The speaker notes that optimal feedback signals will vary from product to product, and that the industry is still developing best practices for LLM evaluation in production.
## Trust as a Critical Factor
A recurring theme is that generative AI introduces new considerations around trust that don't exist with traditional ML systems:
**Confidence vs. Correctness**
LLMs are noted for being highly confident regardless of accuracy. This creates reputational risk when incorrect outputs are presented to users. The speaker emphasizes that with GenAI, you're effectively "creating a voice for your brand"—if the AI says something incorrect or inappropriate, it reflects directly on the product and company.
**Progressive Complexity**
To manage trust risks, the recommendation is to start with experiences that are less sensitive to hallucination. Text creation experiences where factual accuracy is less critical represent lower-risk starting points. As trust infrastructure matures, products can add more complex features involving factual information, potentially using retrieval-augmented generation (RAG) to ground outputs in verified sources.
**Feedback Pipelines**
Building visible feedback mechanisms serves dual purposes: it provides operational data for improvement and signals to users that the company is committed to learning and improving. This transparency can help maintain trust even when outputs are occasionally incorrect.
## Cost Considerations
The speaker provides practical perspective on LLM costs:
For enterprise-scale testing (50,000 users, 30 days), the speaker found API-based LLM costs surprisingly affordable compared to building custom infrastructure.

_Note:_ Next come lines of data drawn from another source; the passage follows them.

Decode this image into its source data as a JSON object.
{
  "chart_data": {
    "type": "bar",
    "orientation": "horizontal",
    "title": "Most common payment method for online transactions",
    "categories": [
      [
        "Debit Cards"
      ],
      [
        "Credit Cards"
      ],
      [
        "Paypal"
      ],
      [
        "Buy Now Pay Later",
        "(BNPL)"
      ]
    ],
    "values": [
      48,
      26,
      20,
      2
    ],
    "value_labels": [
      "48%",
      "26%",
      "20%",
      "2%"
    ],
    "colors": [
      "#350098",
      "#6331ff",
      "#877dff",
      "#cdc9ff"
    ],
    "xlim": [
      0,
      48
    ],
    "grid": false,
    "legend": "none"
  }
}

However, this calculation changes dramatically at production scale—the explicit acknowledgment is that commercial APIs won't scale cost-effectively to 100 million users.

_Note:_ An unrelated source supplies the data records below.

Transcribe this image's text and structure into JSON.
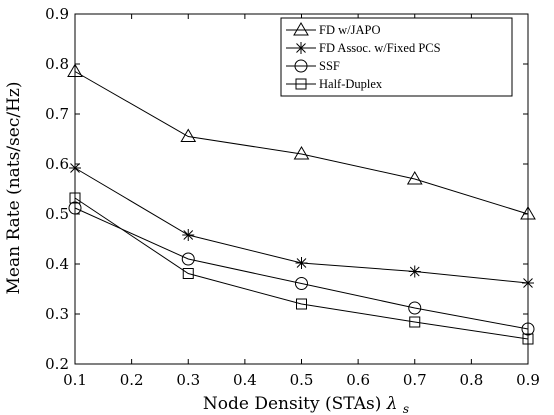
{
  "chart_data": {
    "type": "line",
    "xlabel": "Node Density (STAs) λs",
    "xlabel_main": "Node Density (STAs) ",
    "xlabel_symbol": "λ",
    "xlabel_subscript": "s",
    "ylabel": "Mean Rate (nats/sec/Hz)",
    "xlim": [
      0.1,
      0.9
    ],
    "ylim": [
      0.2,
      0.9
    ],
    "xticks": [
      0.1,
      0.2,
      0.3,
      0.4,
      0.5,
      0.6,
      0.7,
      0.8,
      0.9
    ],
    "yticks": [
      0.2,
      0.3,
      0.4,
      0.5,
      0.6,
      0.7,
      0.8,
      0.9
    ],
    "xtick_labels": [
      "0.1",
      "0.2",
      "0.3",
      "0.4",
      "0.5",
      "0.6",
      "0.7",
      "0.8",
      "0.9"
    ],
    "ytick_labels": [
      "0.2",
      "0.3",
      "0.4",
      "0.5",
      "0.6",
      "0.7",
      "0.8",
      "0.9"
    ],
    "grid": false,
    "legend_position": "top-right",
    "x": [
      0.1,
      0.3,
      0.5,
      0.7,
      0.9
    ],
    "series": [
      {
        "name": "FD w/JAPO",
        "marker": "triangle",
        "values": [
          0.785,
          0.655,
          0.62,
          0.57,
          0.5
        ]
      },
      {
        "name": "FD Assoc. w/Fixed PCS",
        "marker": "asterisk",
        "values": [
          0.592,
          0.458,
          0.402,
          0.385,
          0.362
        ]
      },
      {
        "name": "SSF",
        "marker": "circle",
        "values": [
          0.512,
          0.41,
          0.361,
          0.312,
          0.27
        ]
      },
      {
        "name": "Half-Duplex",
        "marker": "square",
        "values": [
          0.532,
          0.381,
          0.32,
          0.284,
          0.25
        ]
      }
    ]
  }
}
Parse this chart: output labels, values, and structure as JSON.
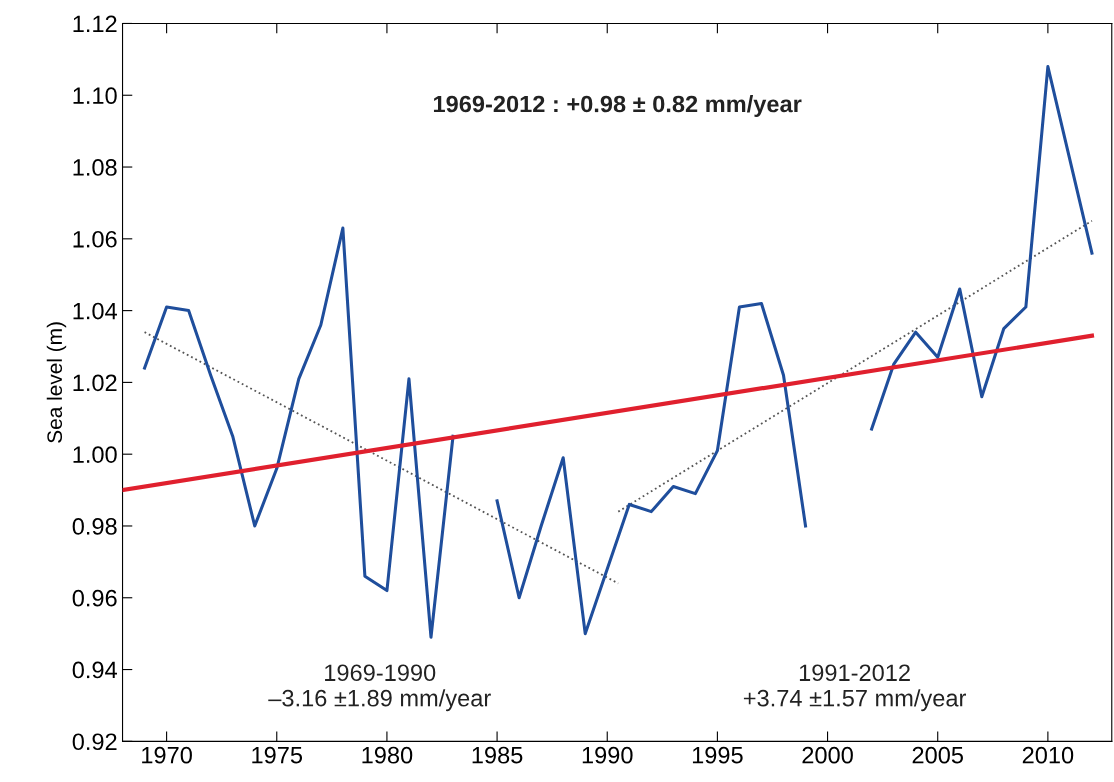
{
  "chart_data": {
    "type": "line",
    "ylabel": "Sea level (m)",
    "xlim": [
      1968,
      2012.9
    ],
    "ylim": [
      0.92,
      1.12
    ],
    "xticks": [
      1970,
      1975,
      1980,
      1985,
      1990,
      1995,
      2000,
      2005,
      2010
    ],
    "yticks": [
      {
        "value": 0.92,
        "label": "0.92"
      },
      {
        "value": 0.94,
        "label": "0.94"
      },
      {
        "value": 0.96,
        "label": "0.96"
      },
      {
        "value": 0.98,
        "label": "0.98"
      },
      {
        "value": 1.0,
        "label": "1.00"
      },
      {
        "value": 1.02,
        "label": "1.02"
      },
      {
        "value": 1.04,
        "label": "1.04"
      },
      {
        "value": 1.06,
        "label": "1.06"
      },
      {
        "value": 1.08,
        "label": "1.08"
      },
      {
        "value": 1.1,
        "label": "1.10"
      },
      {
        "value": 1.12,
        "label": "1.12"
      }
    ],
    "grid": false,
    "legend": false,
    "marker": "none",
    "line_style": "solid",
    "series": [
      {
        "color": "#1f4e9c",
        "x": [
          1969,
          1970,
          1971,
          1972,
          1973,
          1974,
          1975,
          1976,
          1977,
          1978,
          1979,
          1980,
          1981,
          1982,
          1983,
          1984,
          1985,
          1986,
          1987,
          1988,
          1989,
          1990,
          1991,
          1992,
          1993,
          1994,
          1995,
          1996,
          1997,
          1998,
          1999,
          2000,
          2001,
          2002,
          2003,
          2004,
          2005,
          2006,
          2007,
          2008,
          2009,
          2010,
          2011,
          2012
        ],
        "values": [
          1.024,
          1.041,
          1.04,
          1.022,
          1.005,
          0.98,
          0.996,
          1.021,
          1.036,
          1.063,
          0.966,
          0.962,
          1.021,
          0.949,
          1.005,
          null,
          0.987,
          0.96,
          0.98,
          0.999,
          0.95,
          0.968,
          0.986,
          0.984,
          0.991,
          0.989,
          1.001,
          1.041,
          1.042,
          1.022,
          0.98,
          null,
          null,
          1.007,
          1.025,
          1.034,
          1.027,
          1.046,
          1.016,
          1.035,
          1.041,
          1.108,
          1.082,
          1.056
        ]
      },
      {
        "color": "#e0202e",
        "x": [
          1968,
          2012
        ],
        "values": [
          0.99,
          1.033
        ]
      },
      {
        "color": "#555555",
        "line_style": "dotted",
        "x": [
          1969,
          1990.5
        ],
        "values": [
          1.034,
          0.964
        ]
      },
      {
        "color": "#555555",
        "line_style": "dotted",
        "x": [
          1990.5,
          2012
        ],
        "values": [
          0.984,
          1.065
        ]
      }
    ],
    "annotations": [
      "1969-2012 : +0.98 ± 0.82 mm/year",
      "1969-1990\n–3.16 ±1.89 mm/year",
      "1991-2012\n+3.74 ±1.57 mm/year"
    ]
  }
}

Open-source models are mentioned as an alternative that addresses both cost and data privacy concerns. These models are noted as being smaller than commercial alternatives, which makes them cheaper to run. For use cases with strict data requirements (investment banking, legal applications), open-source models also provide greater control and transparency over data handling.
## Content Understanding at LinkedIn
While specific product details weren't disclosed due to PR restrictions, the speaker mentions working on content understanding at LinkedIn—using AI to interpret what posts, images, and videos are about, then using that understanding for better content matching and distribution. This represents a production LLM use case focused on improving personalization and creator discoverability.

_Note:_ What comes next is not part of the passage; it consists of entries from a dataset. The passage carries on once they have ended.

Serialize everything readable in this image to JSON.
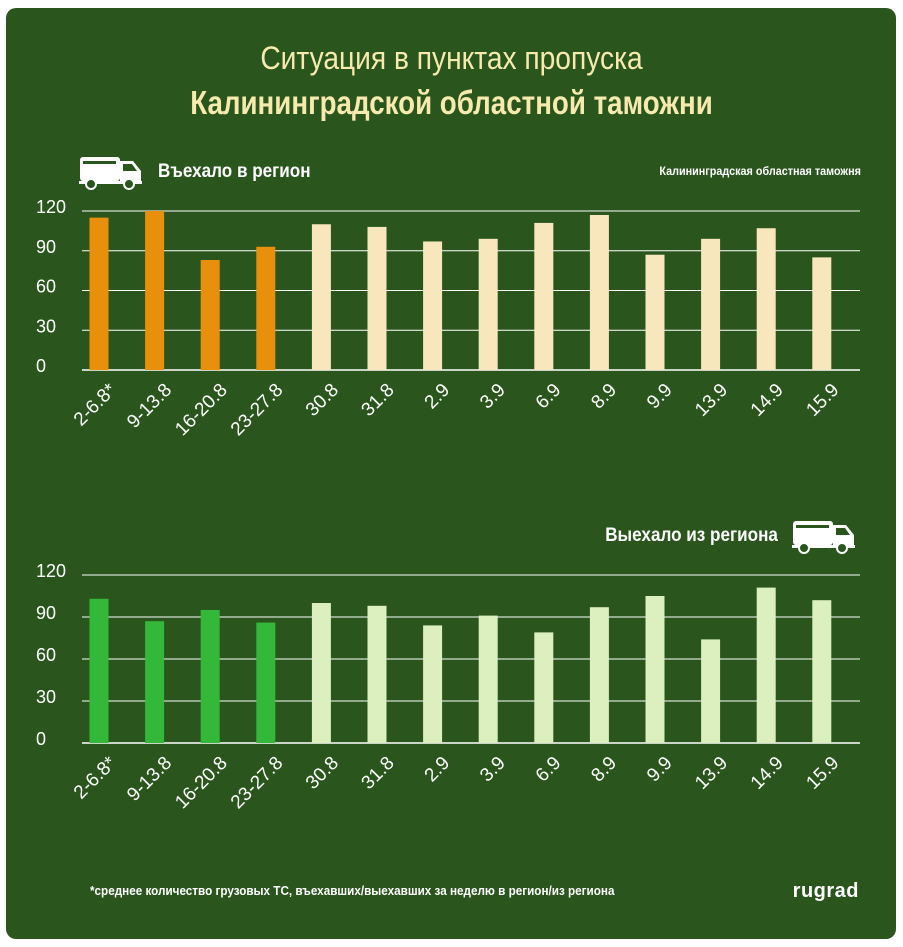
{
  "title": {
    "line1": "Ситуация в пунктах пропуска",
    "line2": "Калининградской областной таможни"
  },
  "source": "Калининградская областная таможня",
  "footnote": "*среднее количество грузовых ТС, въехавших/выехавших за неделю в регион/из региона",
  "brand": "rugrad",
  "icons": {
    "truck": "truck-icon"
  },
  "colors": {
    "background": "#2a561e",
    "title": "#f7eaae",
    "in_weekly": "#e88f0c",
    "in_daily": "#f8e7bd",
    "out_weekly": "#33b83a",
    "out_daily": "#dcefbe",
    "gridline": "#ffffff"
  },
  "chart_data": [
    {
      "type": "bar",
      "title": "Въехало в регион",
      "categories": [
        "2-6.8*",
        "9-13.8",
        "16-20.8",
        "23-27.8",
        "30.8",
        "31.8",
        "2.9",
        "3.9",
        "6.9",
        "8.9",
        "9.9",
        "13.9",
        "14.9",
        "15.9"
      ],
      "values": [
        115,
        120,
        83,
        93,
        110,
        108,
        97,
        99,
        111,
        117,
        87,
        99,
        107,
        85
      ],
      "yticks": [
        0,
        30,
        60,
        90,
        120
      ],
      "ylim": [
        0,
        120
      ],
      "grid": true,
      "highlight_first": 4
    },
    {
      "type": "bar",
      "title": "Выехало из региона",
      "categories": [
        "2-6.8*",
        "9-13.8",
        "16-20.8",
        "23-27.8",
        "30.8",
        "31.8",
        "2.9",
        "3.9",
        "6.9",
        "8.9",
        "9.9",
        "13.9",
        "14.9",
        "15.9"
      ],
      "values": [
        103,
        87,
        95,
        86,
        100,
        98,
        84,
        91,
        79,
        97,
        105,
        74,
        111,
        102
      ],
      "yticks": [
        0,
        30,
        60,
        90,
        120
      ],
      "ylim": [
        0,
        120
      ],
      "grid": true,
      "highlight_first": 4
    }
  ]
}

The work involves helping smaller creators grow and reach their audience, starting what the speaker describes as a "virtuous flywheel of engagement and connection." This suggests LLMs are being used not just for content generation but for content analysis and recommendation systems.
## Key Takeaways for LLMOps Practitioners
The discussion provides several actionable insights for teams building LLM-powered features:
- Start simple and add complexity only when simpler approaches hit their limits
- Use commercial APIs for validation, but plan for transition to specialized models at scale
- Invest heavily in prompt engineering before adding architectural complexity
- Define clear evaluation criteria early and test at scale before production
- Design experiences that abstract complexity from users rather than requiring explicit AI interaction
- Build feedback loops and trust mechanisms into the product from the start
- Consider trust and brand implications as first-class operational concerns
- Match the sensitivity of the use case to the maturity of your reliability infrastructure
The overall message is that successful AI product development requires the same user-centered thinking as traditional product management, with additional operational considerations around evaluation, trust, and the unique failure modes of generative systems.